Cet article a été publié dans le Bulletin n°202 du 1er trimestre 2024.
Alexandre Toussaint
Maison St Taurin
Il y a quelque temps déjà, un de nos élèves m’a interrogé sur la justice de Dieu lors d’une retraite de Confirmation à St Michel : « Pourquoi parler d’un Dieu juste ? En quoi consiste cette justice ? »
Je crois lui avoir répondu du tac au tac : « C’est une excellente question », car elle repose sur notre représentation de ce qu’est la justice, qui est indissociable de l’expérience que nous avons de la justice ou de l’injustice. C’est une manière de s’approcher du mystère de Dieu à partir de l’expérience humaine. Et il n’y a pas d’autre façon de s’en approcher.
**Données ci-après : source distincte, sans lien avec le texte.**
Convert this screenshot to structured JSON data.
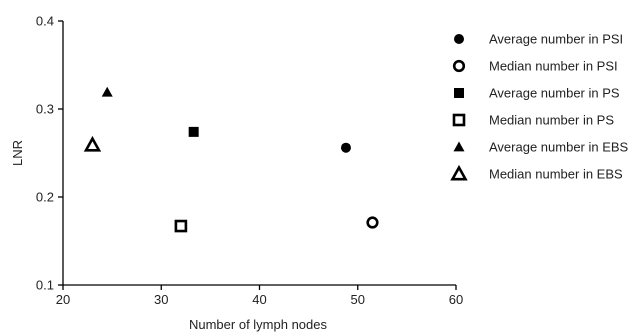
{
  "chart_data": {
    "type": "scatter",
    "xlabel": "Number of lymph nodes",
    "ylabel": "LNR",
    "xlim": [
      20,
      60
    ],
    "ylim": [
      0.1,
      0.4
    ],
    "x_ticks": [
      20,
      30,
      40,
      50,
      60
    ],
    "y_ticks": [
      0.1,
      0.2,
      0.3,
      0.4
    ],
    "x_tick_labels": [
      "20",
      "30",
      "40",
      "50",
      "60"
    ],
    "y_tick_labels": [
      "0.1",
      "0.2",
      "0.3",
      "0.4"
    ],
    "grid": false,
    "legend_position": "right",
    "series": [
      {
        "name": "Average number in PSI",
        "marker": "filled-circle",
        "points": [
          {
            "x": 48.8,
            "y": 0.256
          }
        ]
      },
      {
        "name": "Median number in PSI",
        "marker": "open-circle",
        "points": [
          {
            "x": 51.5,
            "y": 0.171
          }
        ]
      },
      {
        "name": "Average number in PS",
        "marker": "filled-square",
        "points": [
          {
            "x": 33.3,
            "y": 0.274
          }
        ]
      },
      {
        "name": "Median number in PS",
        "marker": "open-square",
        "points": [
          {
            "x": 32.0,
            "y": 0.167
          }
        ]
      },
      {
        "name": "Average number in EBS",
        "marker": "filled-triangle",
        "points": [
          {
            "x": 24.5,
            "y": 0.319
          }
        ]
      },
      {
        "name": "Median number in EBS",
        "marker": "open-triangle",
        "points": [
          {
            "x": 23.0,
            "y": 0.259
          }
        ]
      }
    ],
    "colors": {
      "marker": "#000000",
      "axis": "#000000"
    }
  }
}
Bien sûr, cela comporte le risque de projeter en Dieu ce que nous expérimentons, de sorte que pour nous approcher au plus juste de ce qu’est Dieu, nous avons besoin de le faire d’une multitude de manières. Dire que Dieu est juste s’appuie sur la conviction que Dieu agit dans l’histoire. Non pas de manière immédiate et écrasante, car en Dieu cohabitent amour et liberté. Il entre en relation avec nous, mais nous laisse pleinement libres, de sorte que l’action divine ne s’impose pas. Mais l’idée de justice de Dieu laisse entendre que Dieu agit dans l’histoire des hommes et, ultimement, que les situations injustes que nous connaissons ou dont nous faisons l’expérience seront dépassées.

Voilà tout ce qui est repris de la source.